The announcement, made in an affidavit before the Supreme Court, was welcomed by retailers and small businesses that have been hit the hardest by the pandemic. But it came twinned with a warning.
Bearing the cost of paying interest on interest, he told the court, “would naturally have an impact on several other urgent commitments facing the nation, including paying the direct costs associated with managing the pandemic, addressing the basic needs of man. common and mitigate the common man’s problems that arise from the loss of their livelihoods.
He also said that he did not waive the interest charged on all loan categories because that would have made it difficult for the banks to survive.
In its affidavit, the government said that due to unprecedented conditions “the only solution is for the government to bear the burden of waiving interest” and that it will seek Parliament’s approval for the decision.
The measure includes those who have paid their installments, and compound interest will be eliminated for eight sectors: micro, small and medium enterprises (MSMEs), loans for education, housing, durable consumer goods, credit card installments, loans for automobiles, personal and professional loans. and consumer loans.
Certainly, the interest on the loan itself has not been waived.
The Finance Ministry said in the petition Saturday that waiving charges for all loan categories would result in a ₹Charge of 6 trillion to the banks. “If banks were to bear this burden, it would necessarily wipe out a significant portion of their net worth, rendering most banks unviable and raising a very serious question mark about their survival.”
The Finance Ministry will have to seek Parliament’s approval in the winter session to obtain additional funds to support the compound interest exemption. The immediate impact of the exemption on public finances is unknown.
The Reserve Bank of India (RBI) extended the moratorium on loans on May 22 until August 31, as businesses came to a standstill amid the nationwide shutdown. In March, it had allowed a three-month moratorium on the payment of EMI and on the payment of all term loans that are due between March 1 and May 31.
On September 28, the high court postponed the loan moratorium case until October 5, giving the Center, the RBI and the banks more time to work together and present a response on their position on the waiver of interest charged. during the moratorium period.
Petitioner Gajendra Sharma, a borrower from Agra, had argued that no interest should be charged during the moratorium because people face “extreme hardship”.
The measure will benefit retail and small businesses with loans of up to ₹2 million rupees, categories that endured the brunt of the pandemic.
While the final decision rests with the Supreme Court, the government’s decision to shoulder the burden will also include borrowers who have not availed themselves of the moratorium.
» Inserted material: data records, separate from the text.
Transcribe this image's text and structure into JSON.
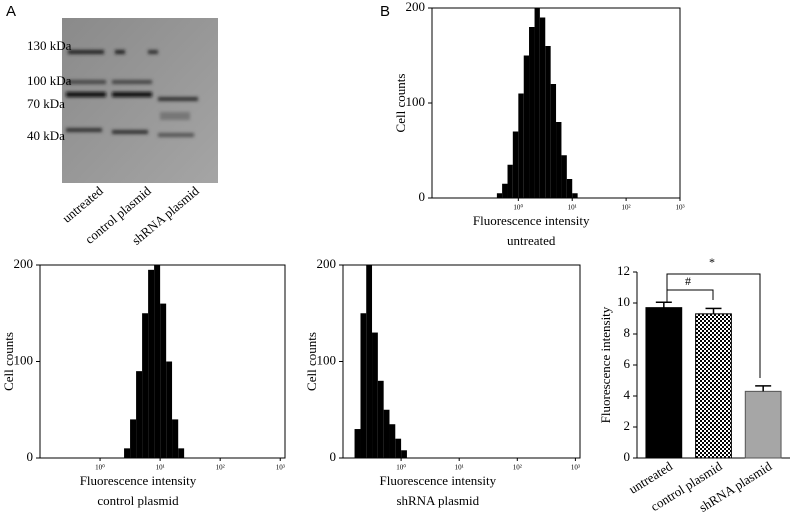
{
  "panel_labels": [
    "A",
    "B"
  ],
  "blot": {
    "markers": [
      "130 kDa",
      "100 kDa",
      "70 kDa",
      "40 kDa"
    ],
    "lanes": [
      "untreated",
      "control plasmid",
      "shRNA plasmid"
    ]
  },
  "chart_data": [
    {
      "type": "histogram",
      "subtitle": "untreated",
      "xlabel": "Fluorescence intensity",
      "ylabel": "Cell counts",
      "xscale": "log",
      "xlim": [
        0.025,
        1000
      ],
      "xticks": [
        {
          "value": 1,
          "label": "10⁰"
        },
        {
          "value": 10,
          "label": "10¹"
        },
        {
          "value": 100,
          "label": "10²"
        },
        {
          "value": 1000,
          "label": "10³"
        }
      ],
      "ylim": [
        0,
        200
      ],
      "yticks": [
        0,
        100,
        200
      ],
      "color": "#000000",
      "bins": [
        0.4,
        0.5,
        0.63,
        0.79,
        1,
        1.26,
        1.58,
        2,
        2.51,
        3.16,
        3.98,
        5.01,
        6.31,
        7.94,
        10,
        12.6
      ],
      "counts": [
        5,
        15,
        35,
        70,
        110,
        150,
        180,
        200,
        190,
        160,
        120,
        80,
        45,
        20,
        5
      ]
    },
    {
      "type": "histogram",
      "subtitle": "control plasmid",
      "xlabel": "Fluorescence intensity",
      "ylabel": "Cell counts",
      "xscale": "log",
      "xlim": [
        0.1,
        1200
      ],
      "xticks": [
        {
          "value": 1,
          "label": "10⁰"
        },
        {
          "value": 10,
          "label": "10¹"
        },
        {
          "value": 100,
          "label": "10²"
        },
        {
          "value": 1000,
          "label": "10³"
        }
      ],
      "ylim": [
        0,
        200
      ],
      "yticks": [
        0,
        100,
        200
      ],
      "color": "#000000",
      "bins": [
        2.51,
        3.16,
        3.98,
        5.01,
        6.31,
        7.94,
        10,
        12.6,
        15.8,
        20,
        25.1
      ],
      "counts": [
        10,
        40,
        90,
        150,
        195,
        200,
        160,
        100,
        40,
        10
      ]
    },
    {
      "type": "histogram",
      "subtitle": "shRNA plasmid",
      "xlabel": "Fluorescence intensity",
      "ylabel": "Cell counts",
      "xscale": "log",
      "xlim": [
        0.1,
        1200
      ],
      "xticks": [
        {
          "value": 1,
          "label": "10⁰"
        },
        {
          "value": 10,
          "label": "10¹"
        },
        {
          "value": 100,
          "label": "10²"
        },
        {
          "value": 1000,
          "label": "10³"
        }
      ],
      "ylim": [
        0,
        200
      ],
      "yticks": [
        0,
        100,
        200
      ],
      "color": "#000000",
      "bins": [
        0.158,
        0.2,
        0.251,
        0.316,
        0.398,
        0.501,
        0.631,
        0.794,
        1,
        1.26
      ],
      "counts": [
        30,
        150,
        200,
        130,
        80,
        50,
        35,
        20,
        8
      ]
    },
    {
      "type": "bar",
      "ylabel": "Fluorescence intensity",
      "categories": [
        "untreated",
        "control plasmid",
        "shRNA plasmid"
      ],
      "values": [
        9.7,
        9.3,
        4.3
      ],
      "errors": [
        0.35,
        0.35,
        0.35
      ],
      "colors": [
        "#000000",
        "#000000",
        "#a6a6a6"
      ],
      "fills": [
        "solid",
        "checker",
        "solid"
      ],
      "ylim": [
        0,
        12
      ],
      "yticks": [
        0,
        2,
        4,
        6,
        8,
        10,
        12
      ],
      "annotations": [
        "#",
        "*"
      ]
    }
  ]
}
That said, the bankers indicated that the exemption will apply to those who have not taken advantage of the moratorium and have defaulted on payments during the six months from April to September.
The court will hear the case next Monday.
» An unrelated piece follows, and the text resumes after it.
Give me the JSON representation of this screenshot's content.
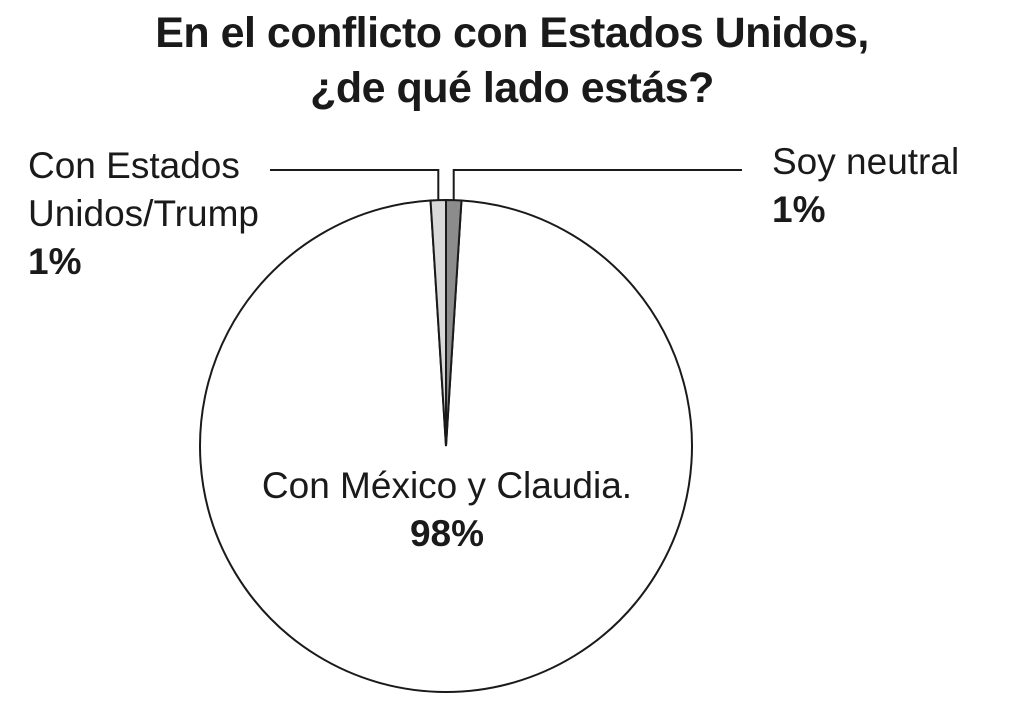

“This effort will be above the support of ₹3.7 trillion to MSMEs, ₹Rs 70 billion for home loans, etc. they have already been exercised through the Garib Kalyan and Aatma Nirbhar packages previously announced by the government, “the government said in the affidavit.
Last month, Parliament passed a ₹Rs 20 billion infusion into public sector banks through government securities as the COVID-19 crisis put pressure on borrowers, increasing the threat of increased non-performing assets.
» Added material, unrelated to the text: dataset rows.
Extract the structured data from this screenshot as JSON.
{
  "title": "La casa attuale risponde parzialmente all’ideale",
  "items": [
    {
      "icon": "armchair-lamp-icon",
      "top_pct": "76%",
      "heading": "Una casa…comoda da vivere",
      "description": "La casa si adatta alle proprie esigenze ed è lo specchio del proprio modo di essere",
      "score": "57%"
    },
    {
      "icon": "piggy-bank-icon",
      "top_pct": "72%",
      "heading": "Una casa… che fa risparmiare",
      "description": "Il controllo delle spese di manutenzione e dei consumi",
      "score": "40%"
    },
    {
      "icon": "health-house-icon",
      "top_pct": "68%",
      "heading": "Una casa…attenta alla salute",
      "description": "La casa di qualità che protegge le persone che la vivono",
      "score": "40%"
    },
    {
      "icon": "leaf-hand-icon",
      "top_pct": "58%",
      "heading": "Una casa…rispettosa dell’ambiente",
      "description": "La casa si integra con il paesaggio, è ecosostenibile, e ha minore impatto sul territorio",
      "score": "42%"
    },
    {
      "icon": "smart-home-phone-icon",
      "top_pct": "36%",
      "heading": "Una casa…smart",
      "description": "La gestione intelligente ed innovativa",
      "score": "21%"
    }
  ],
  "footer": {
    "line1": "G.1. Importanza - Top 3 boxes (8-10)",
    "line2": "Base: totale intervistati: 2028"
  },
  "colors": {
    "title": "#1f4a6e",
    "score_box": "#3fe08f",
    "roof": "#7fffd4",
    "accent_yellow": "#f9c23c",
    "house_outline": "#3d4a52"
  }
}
A senior government official told Mint that there will be more clarity on Monday, after the Supreme Court hearing. “The implementation and the modalities of how the benefit of the exemption will be granted to the borrowers will be decided once the final judgment is issued,” said the official.
The official said the exemption may cost the government more than ₹Rs 20 billion, mainly due to the presence of large categories of lenders, including public and private sector banks, non-bank financers, small finance banks, and others.
Analysts, however, say that the cost to the treasury will be approximately ₹5,000-7,000 crore.
According to a senior banker at a private sector bank, the idea of bearing the burden is a welcome decision, given that most Indian banks are starved for capital and this would have further depleted resources.
“The responsibility for such welfare initiatives rests with the government and it is a good measure not to force banks to bear such costs. However, the modalities must be worked out and only then will a clearer picture emerge,” said the banker.
He warned that it will lead to a gigantic EMI recalculation exercise by banks already in the middle of a debt consolidation exercise.
Apart from that, you also have to see how long it takes for the government to reimburse the compound interest costs to the banks. Typically, in the case of farm loan exemptions, it takes state governments a few months to a year to repay banks.
The pandemic has undoubtedly stretched the government’s finances, forcing it to borrow more than initially budgeted. The total amount raised so far this year has been ₹7.7 trillion or 82% more than in the corresponding period last year, Care Ratings said in a report on Sept. 25.